The Northland Primary School chorus enjoys performing their favourite scene from "Billy McBrown".
In some fairy tales, dreams do come true. At the LSP (Learning Support Programme) Fest on 22 August, the student playing Goldilocks stood up with bold assurance to address her schoolmate playing Little Bear - who would’ve thought that this budding young actress had not been able to read at all when she started primary school a year ago? Likewise, no one would have guessed that the Bee who engaged the Ant in a chirpy chat was played by a once shy and withdrawn little girl who rarely uttered a word.
As they brought their favourite stories to life with colourful costumes, lively acting and a palpable sense of enthusiasm, these Pri 2 pupils exuded confidence and verbal fluency in English. Their achievement on stage during the LSP Fest is a tribute to the success of the LSP, which provides specialised support for Pri 1 pupils with weak English speaking and literacy skills.
Enjoying the limelight
For Northland Primary School student Roslan Nur Deanna bte Roslan, the LSP has unleashed not only a personal ease with English but also a flair for drama. “I like reading and acting,” she says of her experience playing the role of Goldilocks. “I enjoy dressing up, having long hair [she was wearing a wig over her short hair during her performance] and going on stage to perform in front of other people.”
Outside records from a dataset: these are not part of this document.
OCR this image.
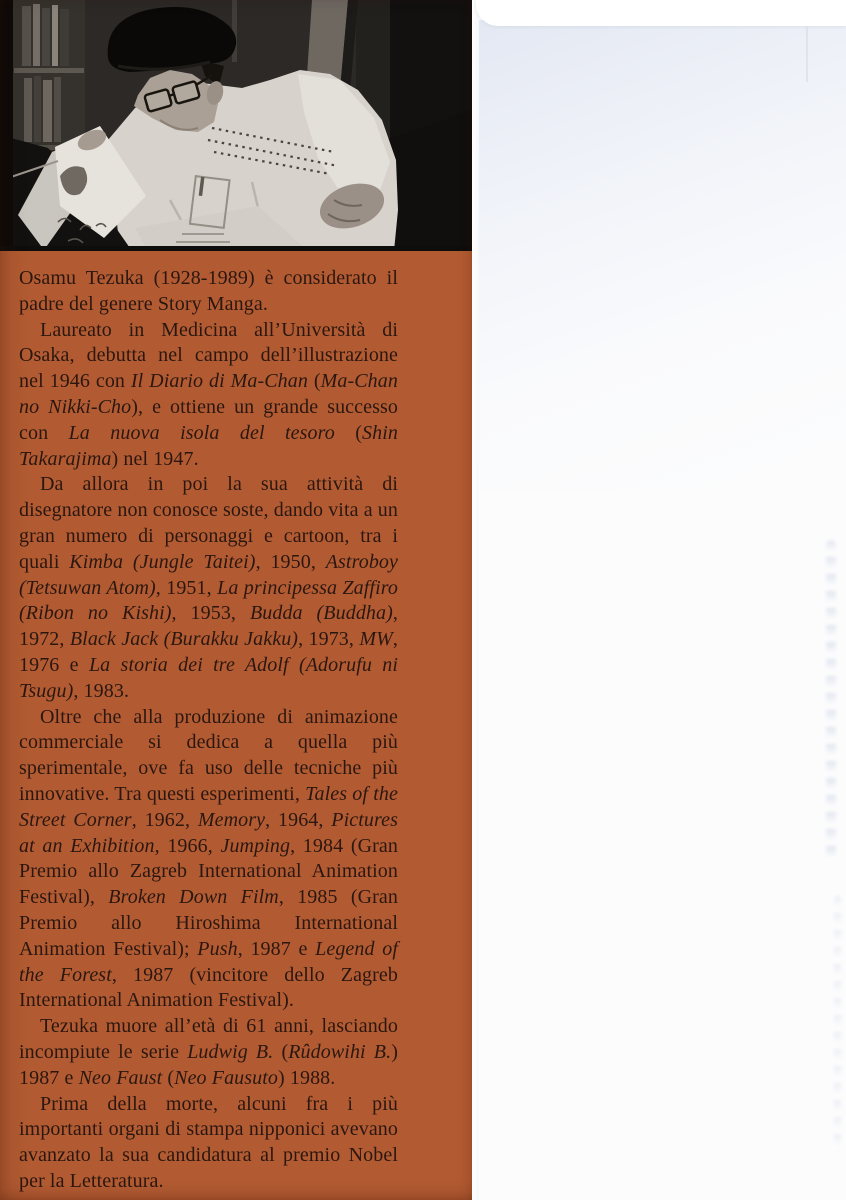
Osamu Tezuka (1928-1989) è considerato il padre del genere Story Manga.

Laureato in Medicina all’Università di Osaka, debutta nel campo dell’illustrazione nel 1946 con Il Diario di Ma-Chan (Ma-Chan no Nikki-Cho), e ottiene un grande successo con La nuova isola del tesoro (Shin Takarajima) nel 1947.

Da allora in poi la sua attività di disegnatore non conosce soste, dando vita a un gran numero di personaggi e cartoon, tra i quali Kimba (Jungle Taitei), 1950, Astroboy (Tetsuwan Atom), 1951, La principessa Zaffiro (Ribon no Kishi), 1953, Budda (Buddha), 1972, Black Jack (Burakku Jakku), 1973, MW, 1976 e La storia dei tre Adolf (Adorufu ni Tsugu), 1983.

Oltre che alla produzione di animazione commerciale si dedica a quella più sperimentale, ove fa uso delle tecniche più innovative. Tra questi esperimenti, Tales of the Street Corner, 1962, Memory, 1964, Pictures at an Exhibition, 1966, Jumping, 1984 (Gran Premio allo Zagreb International Animation Festival), Broken Down Film, 1985 (Gran Premio allo Hiroshima International Animation Festival); Push, 1987 e Legend of the Forest, 1987 (vincitore dello Zagreb International Animation Festival).

Tezuka muore all’età di 61 anni, lasciando incompiute le serie Ludwig B. (Rûdowihi B.) 1987 e Neo Faust (Neo Fausuto) 1988.

Prima della morte, alcuni fra i più importanti organi di stampa nipponici avevano avanzato la sua candidatura al premio Nobel per la Letteratura.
Woodlands Ring Road Primary School’s Idraki B Hussain (centre) confidently recites his lines for "Never, Never Go with a Stranger".
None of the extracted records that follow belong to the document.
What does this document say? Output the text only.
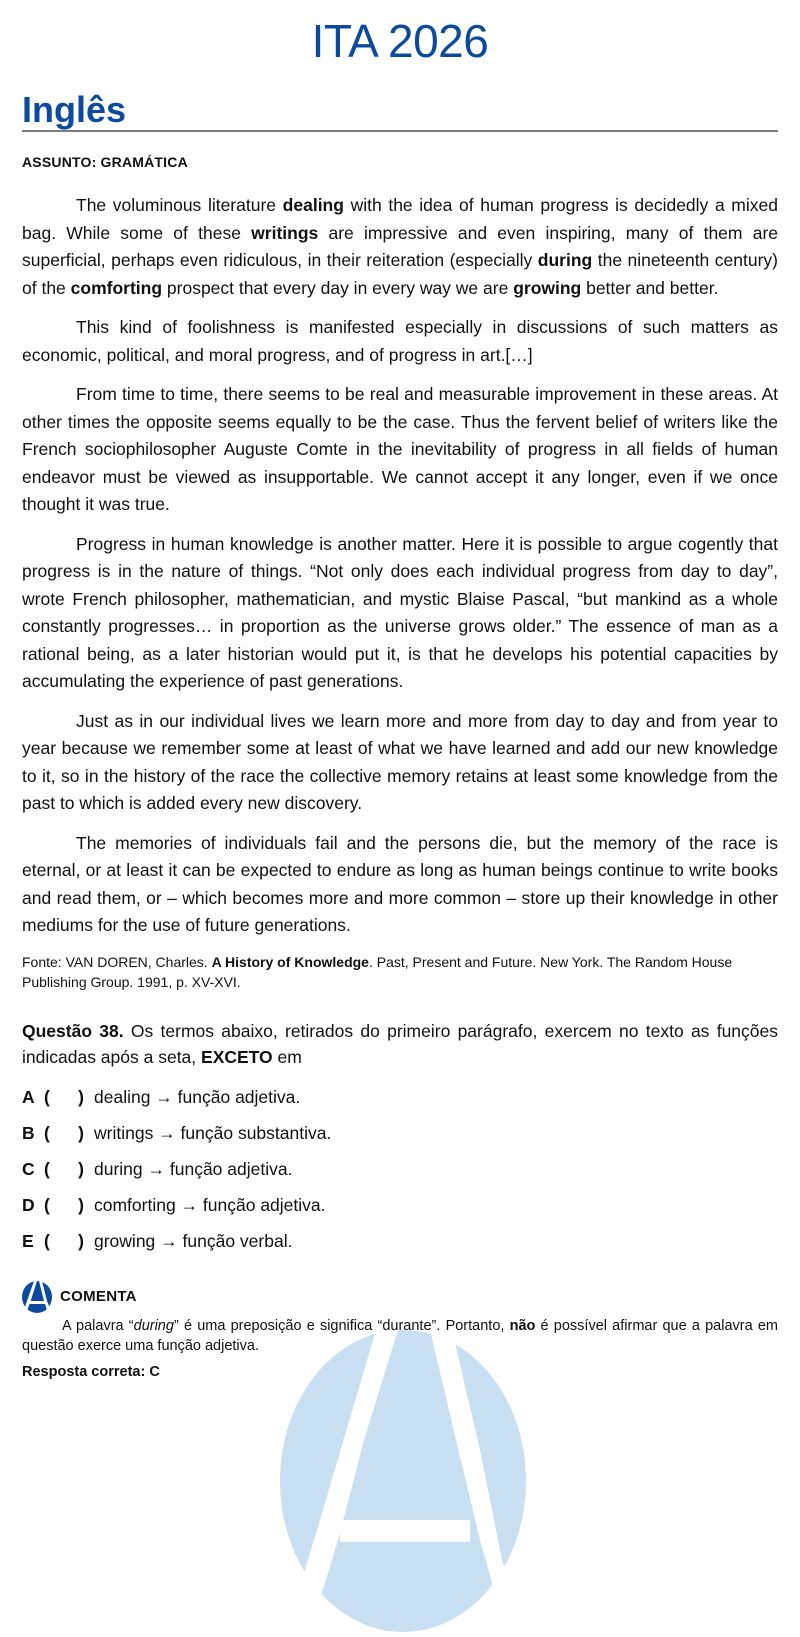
ITA 2026
Inglês
ASSUNTO: GRAMÁTICA

The voluminous literature dealing with the idea of human progress is decidedly a mixed bag. While some of these writings are impressive and even inspiring, many of them are superficial, perhaps even ridiculous, in their reiteration (especially during the nineteenth century) of the comforting prospect that every day in every way we are growing better and better.

This kind of foolishness is manifested especially in discussions of such matters as economic, political, and moral progress, and of progress in art.[…]

From time to time, there seems to be real and measurable improvement in these areas. At other times the opposite seems equally to be the case. Thus the fervent belief of writers like the French sociophilosopher Auguste Comte in the inevitability of progress in all fields of human endeavor must be viewed as insupportable. We cannot accept it any longer, even if we once thought it was true.

Progress in human knowledge is another matter. Here it is possible to argue cogently that progress is in the nature of things. “Not only does each individual progress from day to day”, wrote French philosopher, mathematician, and mystic Blaise Pascal, “but mankind as a whole constantly progresses… in proportion as the universe grows older.” The essence of man as a rational being, as a later historian would put it, is that he develops his potential capacities by accumulating the experience of past generations.

Just as in our individual lives we learn more and more from day to day and from year to year because we remember some at least of what we have learned and add our new knowledge to it, so in the history of the race the collective memory retains at least some knowledge from the past to which is added every new discovery.

The memories of individuals fail and the persons die, but the memory of the race is eternal, or at least it can be expected to endure as long as human beings continue to write books and read them, or – which becomes more and more common – store up their knowledge in other mediums for the use of future generations.

Fonte: VAN DOREN, Charles. A History of Knowledge. Past, Present and Future. New York. The Random House Publishing Group. 1991, p. XV-XVI.
Questão 38. Os termos abaixo, retirados do primeiro parágrafo, exercem no texto as funções indicadas após a seta, EXCETO em
A ( ) dealing → função adjetiva.
B ( ) writings → função substantiva.
C ( ) during → função adjetiva.
D ( ) comforting → função adjetiva.
E ( ) growing → função verbal.
COMENTA

A palavra “during” é uma preposição e significa “durante”. Portanto, não é possível afirmar que a palavra em questão exerce uma função adjetiva.

Resposta correta: C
Sharing the stage as well as Deanna’s sentiments, Iraki B Hussain of Woodlands Ring Road Primary School admitted to being “excited” and “a little frightened” before the performance. But once the curtains were raised, all his signs of stage-fright vanished.
These two students were among those from Anderson Primary School, Innova Primary School, Marsiling Primary School, Northland Primary School and Woodlands Ring Primary School who performed before a crowd of 200 people comprising principals, teachers, parents and schoolmates. Besides dramatic skits and recitals, the pupils also pitted their skills against each other in reading comprehension, reading aloud and spelling competitions, with the draw of attractive prizes and the excitement of the moment keeping both the audience and participants glued to the match.
Parents see (and make) the difference
Back row: Proud parents Mr & Mrs Mohd Fahmi (Nur Syahiroh’s parents), Mdm Asmawati Saidi. Front row: Idraki B Hussain, Nur Syahiroh bte Mohd Fahmi, Roslan Nur Deanna bte Roslan.
For both the pupils and their parents, the LSP has been a life-changing experience. “My daughter was very shy before, and now she doesn’t stop talking,” states Mr Mohd Fahmi proudly of his daughter Nur Syahiroh bte Mohd Fahmi, from Marsiling Primary School. “She also sings and dances, and even cracks jokes!”
Nur Syahiroh played the Bee in the fable of the Grasshopper and the Ant. “At home, she asks us a lot of questions and is very enthusiastic about her schoolwork,” adds Mr Fahmi, who credits the LSP for Syahiroh’s positive attitude. “We encourage her to communicate in English and show our support by sitting with her when she studies or does her homework.”
Mdm Asmawati Saidi reinforces literacy skills by reading with daughter Roslan Nur Deanna bte Roslan.
According to Deanna’s mother Mdm Asmawati Saidi, the LSP has not only helped her daughter in language skills, “More importantly, it has given her emotional confidence and self-motivation.” Deanna was initially somewhat demoralised as she could not understand what her teachers were saying. But thanks to her LSP classes, Deanna passed all her exams last year.
It goes without saying that LSP would not have succeeded without the active support of parents. “Even if the parents don’t speak the language well, they can enhance learning,” explained Mdm Thoo Mei Lan, a Senior Reading Specialist at MOE. “They can listen to their child read, and encourage them by giving time and providing emotional support.”
As the children make progress in their English speaking and reading skills, the LSP is evolving to better address the needs of the students. This year, an enhanced LSP programme was introduced to equip pupils with not just basic English literacy but the relevant language skills to learn at their optimum in all subjects. Mdm Thoo sees no reason why the bar should not be raised and dangles the prospect of bigger and better LSP Fests in the future: “Today’s Fest is at the zonal level. We can follow this up with a spelling bee at the national level, maybe next year, or in 2010.”